Et ça vient effectivement perturber leurs apprentissages. Mais en même temps, elles·ils ne peuvent pas refuser ces possibilités de petits boulots informels. Alors évidemment, elles·ils les prennent. Mais on ne sait pas, par la suite, comment ça va se passer pour elles·eux. Aujourd’hui, on y arrive quand même encore grâce au CPAS, grâce au chômage, grâce à plein de choses

BG : Mais le problème c’est aussi la réforme du chômage qui va faire que les CPAS vont être complètement débordés.

OI : Saturés, oui. Et donc ils vont aussi mettre en place des dispositifs de contrôle beaucoup plus ardus au CPAS. Aujourd’hui, on a encore des personnes qui bénéficient du CPAS et qui peuvent se déposer dans un apprentissage, ce qui est nécessaire dans ce processus d’éducation permanente et pour accéder à une vie satisfaisante. Mais peut-être que certain·es de nos apprenant·es vont perdre leurs droits au CPAS. Parce que pour beaucoup de personnes, quand même, rejoindre les cours d’alpha, c’est une opportunité. Que ce soit au travers de l’acquisition du français ou du parcours qu’offre l’éducation permanente, c’est une opportunité pour elles de reprendre leur vie en main.

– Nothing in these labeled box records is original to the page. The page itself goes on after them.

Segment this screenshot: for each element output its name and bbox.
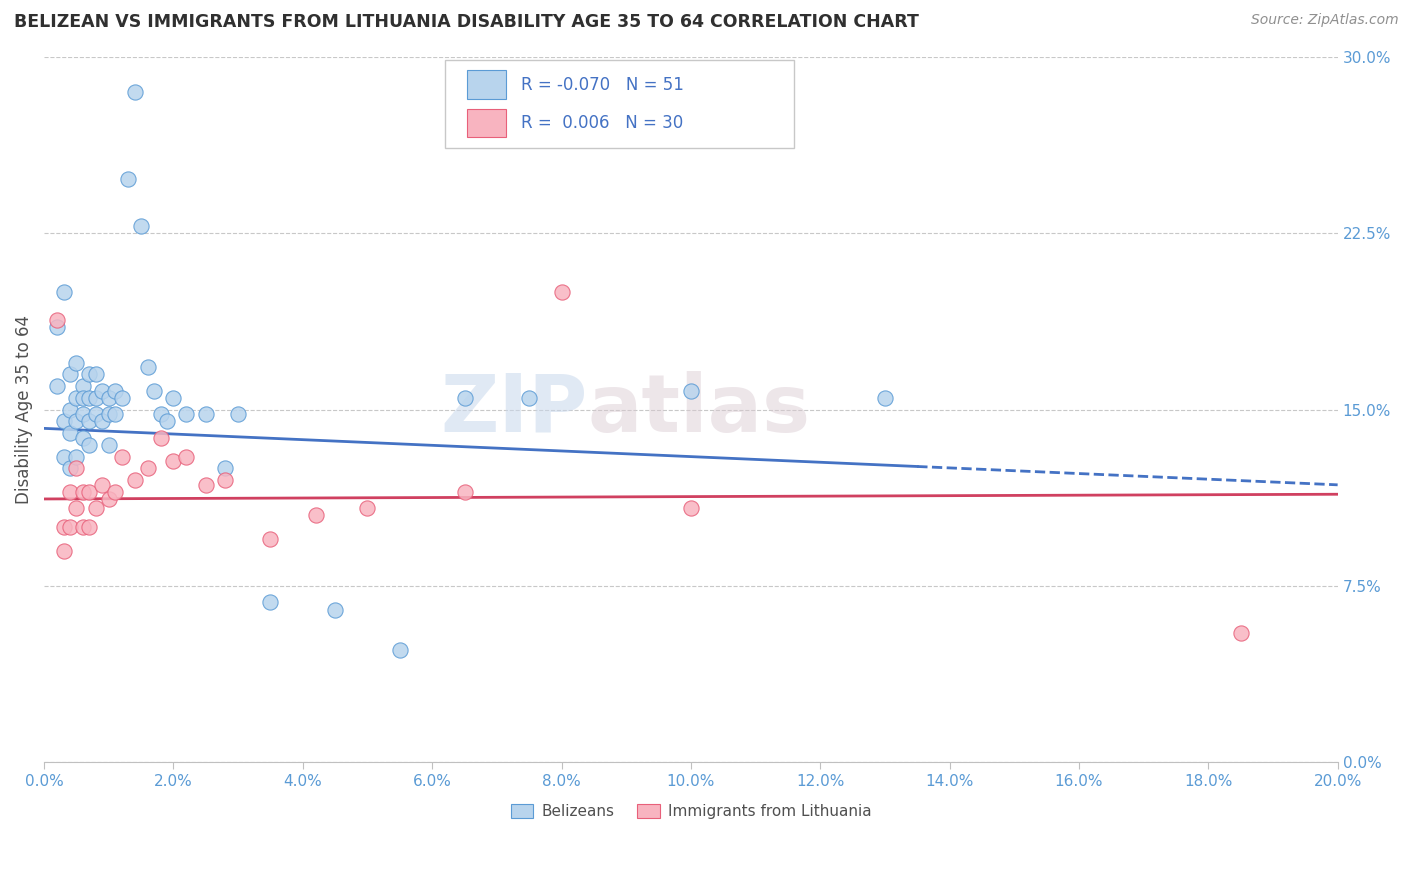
- Point: [104, 384, 127, 398]
- Point: [176, 407, 198, 421]
- Point: [65, 414, 87, 428]
- Point: [52, 450, 75, 464]
- FancyBboxPatch shape: [446, 60, 794, 148]
- Point: [72, 431, 94, 445]
- Text: Source: ZipAtlas.com: Source: ZipAtlas.com: [1251, 13, 1399, 28]
- Point: [59, 402, 82, 417]
- Point: [162, 391, 184, 405]
- Point: [136, 461, 159, 475]
- Point: [97, 407, 120, 421]
- Text: R = -0.070   N = 51: R = -0.070 N = 51: [522, 76, 685, 94]
- Point: [97, 491, 120, 506]
- Point: [65, 355, 87, 369]
- Point: [72, 407, 94, 421]
- Point: [52, 543, 75, 558]
- Point: [124, 85, 146, 99]
- Point: [65, 450, 87, 464]
- Point: [111, 450, 134, 464]
- Point: [194, 407, 217, 421]
- Point: [59, 368, 82, 382]
- Point: [84, 368, 107, 382]
- Text: R =  0.006   N = 30: R = 0.006 N = 30: [522, 113, 683, 132]
- Point: [104, 407, 127, 421]
- Point: [111, 391, 134, 405]
- Point: [46, 320, 69, 334]
- Point: [84, 407, 107, 421]
- Point: [356, 501, 378, 516]
- Y-axis label: Disability Age 35 to 64: Disability Age 35 to 64: [15, 315, 32, 504]
- Point: [79, 520, 101, 534]
- Point: [129, 219, 152, 233]
- Point: [84, 391, 107, 405]
- Point: [149, 407, 172, 421]
- FancyBboxPatch shape: [467, 70, 506, 99]
- Legend: Belizeans, Immigrants from Lithuania: Belizeans, Immigrants from Lithuania: [505, 798, 877, 825]
- Point: [79, 438, 101, 452]
- Point: [79, 484, 101, 499]
- Point: [117, 172, 139, 186]
- Point: [72, 520, 94, 534]
- Point: [226, 407, 249, 421]
- Point: [679, 501, 702, 516]
- Point: [156, 414, 179, 428]
- Point: [65, 391, 87, 405]
- Point: [79, 391, 101, 405]
- Point: [259, 595, 281, 609]
- Point: [149, 431, 172, 445]
- Point: [97, 438, 120, 452]
- Point: [72, 484, 94, 499]
- Point: [65, 501, 87, 516]
- Point: [46, 379, 69, 393]
- Point: [79, 414, 101, 428]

BG : Parce qu’elles en sont bien conscientes. Dans les cours et aussi pendant les ateliers de cinq semaines, on étudie la construction de la société, on étudie par exemple ce qu’est l’ONSS, à quoi ça sert. Donc elles voient bien que la société a besoin de gens qui travaillent pour l’alimenter, mais elles ne veulent pas accepter n’importe quel travail… Il y a un besoin de temps : le temps de se former. Avoir le temps, c’est ça le gros souci. Et comme dit Ophélie, on ne sait pas si la conjoncture politique qui se met en place va nous laisser ce temps et va laisser ce temps à nos apprenant·es.

OI : Ce n’est pas qu’elles ne veulent pas travailler, c’est loin d’être ça. Elles veulent travailler, elles veulent leur projet, mais elles ne veulent pas faire n’importe quoi à n’importe quel endroit.